In recent decades, Atlantic salmon (Salmo salar) numbers have been declining due to many pressures such as pollution, acidification and barriers to migration. Therefore, in 2016 the Scottish Government implemented Conservation Limits with the aim of conserving and protecting Atlantic salmon. Conservation limits are calculated by a model which takes into account several different factors, such as age of salmon returning to spawn, proportion of salmon which are female and number of eggs required in the river. However, two factors, in the model, which are very important are; rod catch returns and the wetted area in each river available to salmon. Using yearly rod catch returns for each river, the model is run and assigns each river a category between 1 and 3. Category 1 needs no additional management, Category 2 must reduce exploitation rates and Category 3 is mandatory catch and release. Conservation limits are an important tool for effective management of Atlantic salmon but it is complicated and difficult to design a conservation limits model suitable for every river in Scotland due to river differences in salmon characteristics, such as spawning time.
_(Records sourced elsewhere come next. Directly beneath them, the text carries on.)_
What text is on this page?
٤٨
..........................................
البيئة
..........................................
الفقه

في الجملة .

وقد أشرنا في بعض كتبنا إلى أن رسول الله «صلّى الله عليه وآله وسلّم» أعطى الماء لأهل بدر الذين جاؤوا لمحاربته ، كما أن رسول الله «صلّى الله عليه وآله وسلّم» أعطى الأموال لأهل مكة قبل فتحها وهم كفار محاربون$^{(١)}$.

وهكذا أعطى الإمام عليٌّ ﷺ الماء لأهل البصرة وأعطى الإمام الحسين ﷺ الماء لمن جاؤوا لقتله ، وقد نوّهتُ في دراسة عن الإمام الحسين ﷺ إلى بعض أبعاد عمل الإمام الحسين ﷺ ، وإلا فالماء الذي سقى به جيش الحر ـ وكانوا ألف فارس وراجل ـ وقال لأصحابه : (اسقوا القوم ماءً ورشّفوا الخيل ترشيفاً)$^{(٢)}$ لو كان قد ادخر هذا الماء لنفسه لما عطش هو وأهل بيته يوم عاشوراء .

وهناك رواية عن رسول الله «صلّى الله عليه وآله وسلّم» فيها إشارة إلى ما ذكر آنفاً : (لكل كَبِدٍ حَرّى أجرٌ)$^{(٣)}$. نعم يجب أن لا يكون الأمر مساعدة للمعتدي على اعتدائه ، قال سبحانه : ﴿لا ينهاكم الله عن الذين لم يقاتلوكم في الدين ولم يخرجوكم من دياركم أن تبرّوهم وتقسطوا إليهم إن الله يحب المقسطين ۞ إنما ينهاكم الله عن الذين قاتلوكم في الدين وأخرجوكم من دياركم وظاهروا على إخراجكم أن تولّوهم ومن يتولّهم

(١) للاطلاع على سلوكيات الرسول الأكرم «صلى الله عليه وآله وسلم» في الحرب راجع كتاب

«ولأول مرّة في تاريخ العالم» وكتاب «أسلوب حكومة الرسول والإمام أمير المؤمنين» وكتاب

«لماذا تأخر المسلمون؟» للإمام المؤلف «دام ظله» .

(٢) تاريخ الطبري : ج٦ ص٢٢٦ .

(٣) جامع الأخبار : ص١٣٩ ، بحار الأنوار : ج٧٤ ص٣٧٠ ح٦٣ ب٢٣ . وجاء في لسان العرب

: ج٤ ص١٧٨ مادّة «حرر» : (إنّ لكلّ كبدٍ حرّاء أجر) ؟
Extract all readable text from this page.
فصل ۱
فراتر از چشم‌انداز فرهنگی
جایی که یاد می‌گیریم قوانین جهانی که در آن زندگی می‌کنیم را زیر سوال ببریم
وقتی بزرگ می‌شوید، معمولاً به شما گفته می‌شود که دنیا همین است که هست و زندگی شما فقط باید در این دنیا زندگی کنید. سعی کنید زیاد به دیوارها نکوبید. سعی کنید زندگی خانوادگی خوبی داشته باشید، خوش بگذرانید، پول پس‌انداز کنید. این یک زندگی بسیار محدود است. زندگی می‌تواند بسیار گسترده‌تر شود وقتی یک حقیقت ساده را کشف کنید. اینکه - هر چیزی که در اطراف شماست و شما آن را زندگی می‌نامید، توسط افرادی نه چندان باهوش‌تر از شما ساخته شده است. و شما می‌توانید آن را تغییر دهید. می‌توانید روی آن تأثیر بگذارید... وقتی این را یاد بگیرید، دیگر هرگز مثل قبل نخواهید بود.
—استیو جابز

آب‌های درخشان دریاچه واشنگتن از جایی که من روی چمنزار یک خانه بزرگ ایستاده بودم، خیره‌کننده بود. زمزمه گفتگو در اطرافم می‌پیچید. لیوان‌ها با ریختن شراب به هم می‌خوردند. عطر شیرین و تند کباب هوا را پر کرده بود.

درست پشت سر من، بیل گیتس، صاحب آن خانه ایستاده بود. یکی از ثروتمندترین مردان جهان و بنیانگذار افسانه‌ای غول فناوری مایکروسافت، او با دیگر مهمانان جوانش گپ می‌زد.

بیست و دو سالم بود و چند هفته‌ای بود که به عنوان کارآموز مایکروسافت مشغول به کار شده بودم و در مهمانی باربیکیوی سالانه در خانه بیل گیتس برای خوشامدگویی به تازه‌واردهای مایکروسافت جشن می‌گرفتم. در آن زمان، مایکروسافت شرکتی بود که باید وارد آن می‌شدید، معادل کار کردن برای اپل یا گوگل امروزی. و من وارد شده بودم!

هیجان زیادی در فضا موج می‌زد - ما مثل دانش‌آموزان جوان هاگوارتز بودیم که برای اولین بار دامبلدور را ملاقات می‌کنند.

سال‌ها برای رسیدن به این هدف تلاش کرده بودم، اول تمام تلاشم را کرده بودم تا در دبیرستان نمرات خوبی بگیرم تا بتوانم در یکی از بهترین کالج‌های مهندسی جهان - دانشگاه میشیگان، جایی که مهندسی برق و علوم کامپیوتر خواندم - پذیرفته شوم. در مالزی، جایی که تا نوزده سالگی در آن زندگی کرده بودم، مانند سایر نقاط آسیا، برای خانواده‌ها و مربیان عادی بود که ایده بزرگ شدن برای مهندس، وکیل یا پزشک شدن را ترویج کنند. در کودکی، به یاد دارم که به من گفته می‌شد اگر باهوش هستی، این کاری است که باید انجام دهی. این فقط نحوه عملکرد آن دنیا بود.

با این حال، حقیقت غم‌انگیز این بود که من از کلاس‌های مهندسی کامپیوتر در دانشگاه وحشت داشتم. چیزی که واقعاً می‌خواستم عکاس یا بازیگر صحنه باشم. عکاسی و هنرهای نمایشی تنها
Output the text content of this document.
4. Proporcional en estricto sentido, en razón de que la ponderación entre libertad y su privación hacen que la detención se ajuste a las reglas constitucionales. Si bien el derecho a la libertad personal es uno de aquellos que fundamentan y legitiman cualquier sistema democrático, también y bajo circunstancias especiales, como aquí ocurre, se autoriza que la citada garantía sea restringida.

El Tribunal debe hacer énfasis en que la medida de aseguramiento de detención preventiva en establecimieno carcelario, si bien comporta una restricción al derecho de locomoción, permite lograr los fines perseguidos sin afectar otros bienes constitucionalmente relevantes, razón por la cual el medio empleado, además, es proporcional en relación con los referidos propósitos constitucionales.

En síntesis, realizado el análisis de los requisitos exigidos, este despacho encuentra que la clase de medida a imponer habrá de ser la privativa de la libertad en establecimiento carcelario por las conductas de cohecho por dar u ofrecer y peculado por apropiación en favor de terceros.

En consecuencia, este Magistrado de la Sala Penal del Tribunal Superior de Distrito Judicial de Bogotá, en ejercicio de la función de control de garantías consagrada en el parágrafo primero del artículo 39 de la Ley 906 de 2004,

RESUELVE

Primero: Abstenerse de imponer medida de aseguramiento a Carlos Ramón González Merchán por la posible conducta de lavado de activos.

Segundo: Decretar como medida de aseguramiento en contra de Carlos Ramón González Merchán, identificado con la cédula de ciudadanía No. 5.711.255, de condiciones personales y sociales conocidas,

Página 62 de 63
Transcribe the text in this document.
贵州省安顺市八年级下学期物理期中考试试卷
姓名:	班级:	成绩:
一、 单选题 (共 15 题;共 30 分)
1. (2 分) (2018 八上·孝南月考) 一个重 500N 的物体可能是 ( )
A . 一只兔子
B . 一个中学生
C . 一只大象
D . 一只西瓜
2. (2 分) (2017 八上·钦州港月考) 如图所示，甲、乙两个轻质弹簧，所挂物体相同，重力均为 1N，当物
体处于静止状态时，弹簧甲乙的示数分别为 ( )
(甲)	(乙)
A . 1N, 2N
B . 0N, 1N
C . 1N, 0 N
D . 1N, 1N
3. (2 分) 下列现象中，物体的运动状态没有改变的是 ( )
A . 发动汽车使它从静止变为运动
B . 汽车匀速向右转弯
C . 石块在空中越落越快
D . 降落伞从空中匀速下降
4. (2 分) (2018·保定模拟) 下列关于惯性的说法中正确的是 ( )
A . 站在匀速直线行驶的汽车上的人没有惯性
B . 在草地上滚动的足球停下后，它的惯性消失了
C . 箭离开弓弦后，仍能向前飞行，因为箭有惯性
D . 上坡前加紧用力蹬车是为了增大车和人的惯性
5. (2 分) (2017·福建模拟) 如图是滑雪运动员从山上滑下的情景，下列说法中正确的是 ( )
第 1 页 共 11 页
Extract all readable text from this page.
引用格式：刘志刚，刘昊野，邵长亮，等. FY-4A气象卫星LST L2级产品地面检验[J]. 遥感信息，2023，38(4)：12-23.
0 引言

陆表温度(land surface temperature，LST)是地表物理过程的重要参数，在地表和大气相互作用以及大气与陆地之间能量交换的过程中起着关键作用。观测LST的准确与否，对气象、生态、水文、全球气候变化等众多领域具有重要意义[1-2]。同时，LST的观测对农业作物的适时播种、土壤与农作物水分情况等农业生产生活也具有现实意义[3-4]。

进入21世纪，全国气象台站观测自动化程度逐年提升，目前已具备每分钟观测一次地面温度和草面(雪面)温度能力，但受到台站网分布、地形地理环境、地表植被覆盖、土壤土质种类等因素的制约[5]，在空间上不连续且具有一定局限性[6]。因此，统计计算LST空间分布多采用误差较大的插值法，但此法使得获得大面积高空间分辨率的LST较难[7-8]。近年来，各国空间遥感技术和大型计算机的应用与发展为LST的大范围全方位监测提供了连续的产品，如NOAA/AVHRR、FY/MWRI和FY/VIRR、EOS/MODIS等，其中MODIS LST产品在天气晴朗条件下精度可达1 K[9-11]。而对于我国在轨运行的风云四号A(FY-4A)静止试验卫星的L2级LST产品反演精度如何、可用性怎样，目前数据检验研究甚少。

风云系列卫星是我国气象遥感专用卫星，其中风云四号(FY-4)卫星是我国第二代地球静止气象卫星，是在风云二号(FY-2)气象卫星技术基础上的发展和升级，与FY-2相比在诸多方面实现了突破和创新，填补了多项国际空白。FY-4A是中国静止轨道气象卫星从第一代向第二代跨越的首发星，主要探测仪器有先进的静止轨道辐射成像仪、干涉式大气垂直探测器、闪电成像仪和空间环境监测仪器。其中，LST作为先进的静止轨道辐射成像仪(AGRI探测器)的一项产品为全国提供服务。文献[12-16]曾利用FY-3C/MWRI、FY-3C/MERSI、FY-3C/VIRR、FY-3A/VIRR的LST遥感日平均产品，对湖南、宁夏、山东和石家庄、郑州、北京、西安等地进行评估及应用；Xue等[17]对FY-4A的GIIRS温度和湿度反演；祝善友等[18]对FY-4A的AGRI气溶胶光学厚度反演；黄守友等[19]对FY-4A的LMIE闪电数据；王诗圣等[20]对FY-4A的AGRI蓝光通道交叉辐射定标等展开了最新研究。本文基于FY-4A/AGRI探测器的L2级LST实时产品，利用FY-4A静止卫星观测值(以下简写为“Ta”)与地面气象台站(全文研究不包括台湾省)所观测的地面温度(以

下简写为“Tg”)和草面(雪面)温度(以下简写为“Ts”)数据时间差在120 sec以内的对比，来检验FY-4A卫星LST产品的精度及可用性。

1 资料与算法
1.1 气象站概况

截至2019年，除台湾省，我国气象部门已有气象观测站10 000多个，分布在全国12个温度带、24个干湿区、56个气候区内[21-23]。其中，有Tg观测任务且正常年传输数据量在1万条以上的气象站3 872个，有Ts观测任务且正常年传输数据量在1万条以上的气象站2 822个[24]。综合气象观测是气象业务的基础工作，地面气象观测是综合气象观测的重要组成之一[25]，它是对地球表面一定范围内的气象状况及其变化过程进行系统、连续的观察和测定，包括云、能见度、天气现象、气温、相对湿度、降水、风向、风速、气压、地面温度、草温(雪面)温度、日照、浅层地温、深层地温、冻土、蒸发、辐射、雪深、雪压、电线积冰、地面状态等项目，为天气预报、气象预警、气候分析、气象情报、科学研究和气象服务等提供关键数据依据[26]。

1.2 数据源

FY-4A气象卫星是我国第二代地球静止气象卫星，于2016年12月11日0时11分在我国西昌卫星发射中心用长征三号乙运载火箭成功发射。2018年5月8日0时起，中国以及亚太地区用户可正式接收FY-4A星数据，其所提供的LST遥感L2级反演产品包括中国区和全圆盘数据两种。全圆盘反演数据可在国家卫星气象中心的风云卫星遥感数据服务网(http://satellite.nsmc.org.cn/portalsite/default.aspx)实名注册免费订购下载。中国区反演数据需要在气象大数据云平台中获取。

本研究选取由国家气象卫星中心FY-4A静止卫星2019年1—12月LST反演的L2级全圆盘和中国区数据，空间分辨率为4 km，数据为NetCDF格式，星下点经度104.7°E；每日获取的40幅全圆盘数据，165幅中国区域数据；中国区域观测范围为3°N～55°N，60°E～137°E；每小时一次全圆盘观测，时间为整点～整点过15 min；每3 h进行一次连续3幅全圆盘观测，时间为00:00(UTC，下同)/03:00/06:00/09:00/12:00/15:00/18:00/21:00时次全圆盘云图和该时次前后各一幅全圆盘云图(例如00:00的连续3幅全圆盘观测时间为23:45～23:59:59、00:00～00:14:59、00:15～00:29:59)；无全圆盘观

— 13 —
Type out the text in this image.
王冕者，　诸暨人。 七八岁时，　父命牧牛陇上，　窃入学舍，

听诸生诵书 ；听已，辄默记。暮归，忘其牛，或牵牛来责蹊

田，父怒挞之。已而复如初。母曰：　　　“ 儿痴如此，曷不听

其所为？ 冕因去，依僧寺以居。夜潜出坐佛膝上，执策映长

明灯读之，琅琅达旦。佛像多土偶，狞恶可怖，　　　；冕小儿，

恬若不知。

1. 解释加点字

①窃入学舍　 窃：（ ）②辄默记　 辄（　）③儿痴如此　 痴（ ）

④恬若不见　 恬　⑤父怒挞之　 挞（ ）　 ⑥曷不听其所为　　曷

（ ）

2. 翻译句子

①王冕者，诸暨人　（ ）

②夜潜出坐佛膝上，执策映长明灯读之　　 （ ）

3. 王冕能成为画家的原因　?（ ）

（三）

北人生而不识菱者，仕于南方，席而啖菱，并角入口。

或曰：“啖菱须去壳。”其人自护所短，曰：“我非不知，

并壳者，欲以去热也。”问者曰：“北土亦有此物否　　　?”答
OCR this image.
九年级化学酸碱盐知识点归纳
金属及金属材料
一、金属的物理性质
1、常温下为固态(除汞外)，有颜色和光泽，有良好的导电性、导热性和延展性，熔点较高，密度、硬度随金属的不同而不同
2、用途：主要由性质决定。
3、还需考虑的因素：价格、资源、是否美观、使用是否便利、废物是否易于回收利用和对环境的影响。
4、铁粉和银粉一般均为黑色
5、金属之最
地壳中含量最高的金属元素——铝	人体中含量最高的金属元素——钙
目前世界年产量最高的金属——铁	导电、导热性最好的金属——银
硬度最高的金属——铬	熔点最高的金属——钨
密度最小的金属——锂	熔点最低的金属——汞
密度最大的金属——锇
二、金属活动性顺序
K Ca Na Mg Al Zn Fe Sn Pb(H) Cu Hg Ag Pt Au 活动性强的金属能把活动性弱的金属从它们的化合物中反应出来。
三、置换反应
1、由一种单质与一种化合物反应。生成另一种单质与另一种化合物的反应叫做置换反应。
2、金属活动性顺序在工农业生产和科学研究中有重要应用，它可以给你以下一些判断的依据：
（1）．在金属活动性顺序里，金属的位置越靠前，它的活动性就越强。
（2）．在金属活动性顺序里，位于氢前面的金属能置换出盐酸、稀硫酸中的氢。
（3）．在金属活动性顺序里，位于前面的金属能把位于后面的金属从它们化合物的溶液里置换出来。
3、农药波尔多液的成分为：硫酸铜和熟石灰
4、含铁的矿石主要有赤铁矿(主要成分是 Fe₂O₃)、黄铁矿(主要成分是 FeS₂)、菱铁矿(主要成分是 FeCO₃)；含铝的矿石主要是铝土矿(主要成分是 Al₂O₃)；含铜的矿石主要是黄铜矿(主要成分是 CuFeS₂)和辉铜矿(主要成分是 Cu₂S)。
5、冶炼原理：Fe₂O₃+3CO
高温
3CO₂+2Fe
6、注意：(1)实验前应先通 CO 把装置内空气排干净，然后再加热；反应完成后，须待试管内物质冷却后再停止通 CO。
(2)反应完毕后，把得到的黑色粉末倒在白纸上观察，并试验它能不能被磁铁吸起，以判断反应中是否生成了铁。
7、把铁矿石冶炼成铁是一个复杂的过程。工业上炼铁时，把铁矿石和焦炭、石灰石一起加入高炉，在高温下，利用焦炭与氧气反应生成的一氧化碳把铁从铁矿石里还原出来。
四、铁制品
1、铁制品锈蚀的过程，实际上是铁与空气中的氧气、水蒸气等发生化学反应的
In winter 2017, GFT begun a project which aims to increase our understanding of key aspects of local salmon populations and fisheries in the rivers Bladnoch and Water of Luce. This information could be used to improve the accuracy of assignment in Galloway.
Therefore, the aim of this study is to:
* Collect accurate data on salmon characteristics: Age of smolting, age of return, weight and sex from salmon entering the river throughout the angling season.
* Calculate what percentage of the total salmon population (exploitation rate) is caught by anglers.
* Collect information on angling effort i.e. total fishing time of anglers on each river/beat.
Disappointingly the dry hot summer in 2018 resulted in only low numbers of salmon being netted and tagged. Useful data has been collected from these fish and the data has been discussed with Marine Scotland regarding how to improve local conservation limits.
GFT would like to thank the anglers on the Luce and Bladnoch who recorded their angling effort and submitted the information to us during 2018. From 2019 onwards Marine Scotland requires salmon angling effort to be recorded on all Scottish rivers and submitted with the catch returns for all beats. The work completed in this study will be useful to help compile methods to ease the collection of the angling effort data as valuable lessons have been learnt regarding what does and what does not work!
This project was funded by the European Maritime and Fisheries Fund (EMFF) and The Scottish Government.
GFT are presently sampling smolts caught in a fyke net at the inflow to Torhouse Fish Farm on the lower River Bladnoch. The fyke net also helps provide data on various other fish species within the Bladnoch catchment.
GFT are currently in the process of downloading data from temperature loggers which are in 20 sites across the river Bladnoch. The data gets downloaded twice a year; once in April and once in October.
GFT commissioned a Bolton based taxidermist, Phillip Leggett to create a realistic sparling model. This model accurately represents three adult sparling, which grow up to 30cm and are still present in the River Cree.